The specialist wrote the “key thing was to come up with an estimate to avoid alarming everyone” because “patients don’t like to hear that they perhaps got less effective therapy”.

He said: “We know that lowering the doses of chemo reduces the effect.

“But it is not known if this is linear or sigmoid (where the rate slows to a curve) or what, because of course clinical trials are not mathematic­al formulae, but ways of generating point estimates of effects.

“So we then assumed the maximum effect is seen with the highest deliverabl­e dose (100mg/me) and assumed a roughly linear benefit.

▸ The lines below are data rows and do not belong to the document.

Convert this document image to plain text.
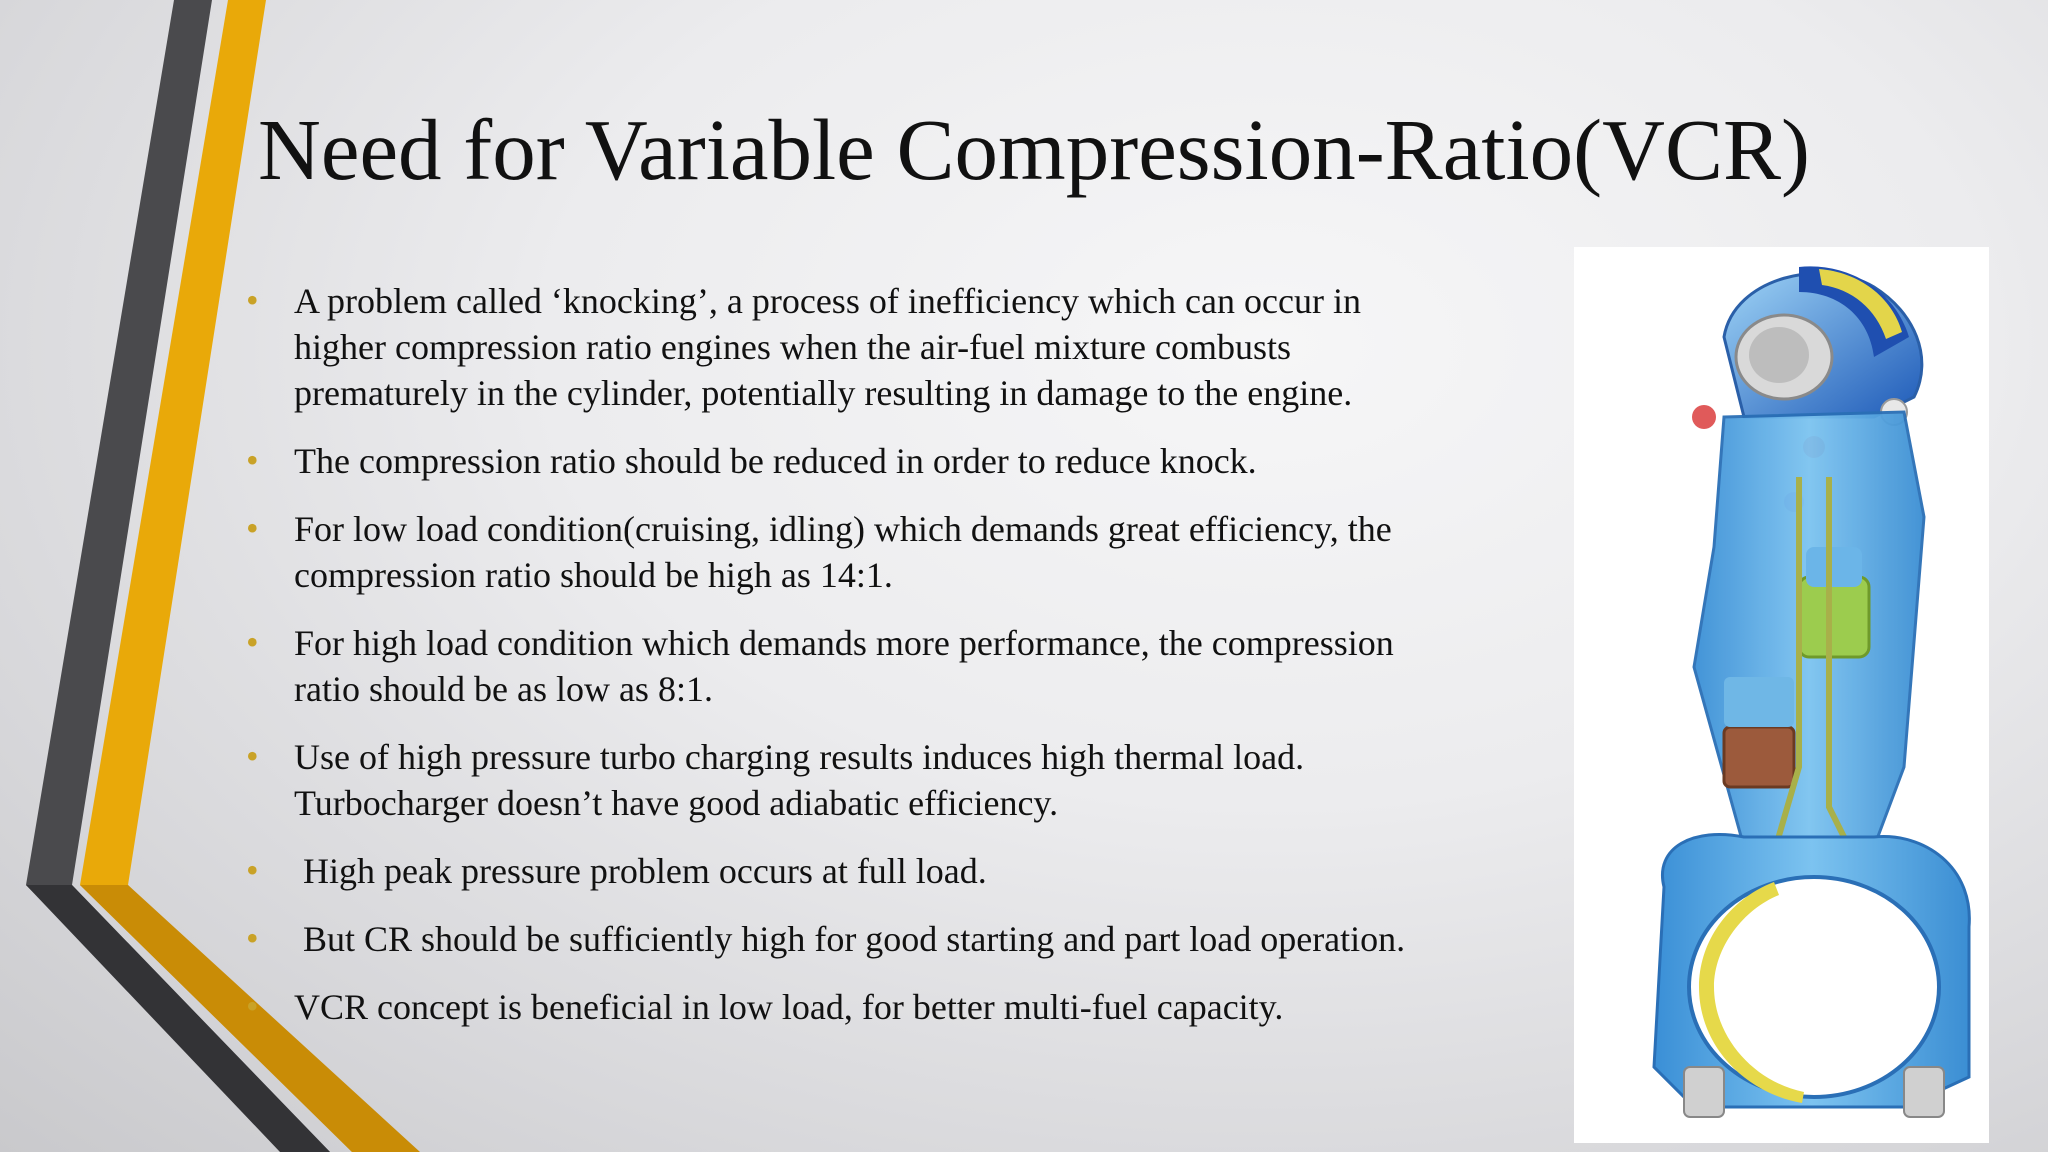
Need for Variable Compression-Ratio(VCR)
• A problem called ‘knocking’, a process of inefficiency which can occur in higher compression ratio engines when the air-fuel mixture combusts prematurely in the cylinder, potentially resulting in damage to the engine.
• The compression ratio should be reduced in order to reduce knock.
• For low load condition(cruising, idling) which demands great efficiency, the compression ratio should be high as 14:1.
• For high load condition which demands more performance, the compression ratio should be as low as 8:1.
• Use of high pressure turbo charging results induces high thermal load. Turbocharger doesn’t have good adiabatic efficiency.
• High peak pressure problem occurs at full load.
• But CR should be sufficiently high for good starting and part load operation.
• VCR concept is beneficial in low load, for better multi-fuel capacity.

Flawed, probably, but the best that could be done really.”

Patients and families have repeatedly requested the methodolog­y used to find the increased recurrence rate.

In May, a cancer expert from Manchester described it as “absolute rubbish”.

Prof Cameron was contacted by The Courier for comment and asked whether he stands by his statement that the methodolog­y was “flawed”.

He was also asked whether it is possible the risk of recurrence could be higher than 1 to 2%.

Prof Cameron did not answer either question directly but said the aim was to create an estimate of possible loss of benefit that was realistic.

He said: “What I meant by ‘not alarming’ referred to the language used to describe the risk estimate, not the risk estimate itself, as that was done as best one could using available clinical data from the pooled data from many, many clinical trials.”

A Scottish Government spokesman said the review group “met over several months, looking at all available evidence and drawing on a wide range of independen­t expertise”.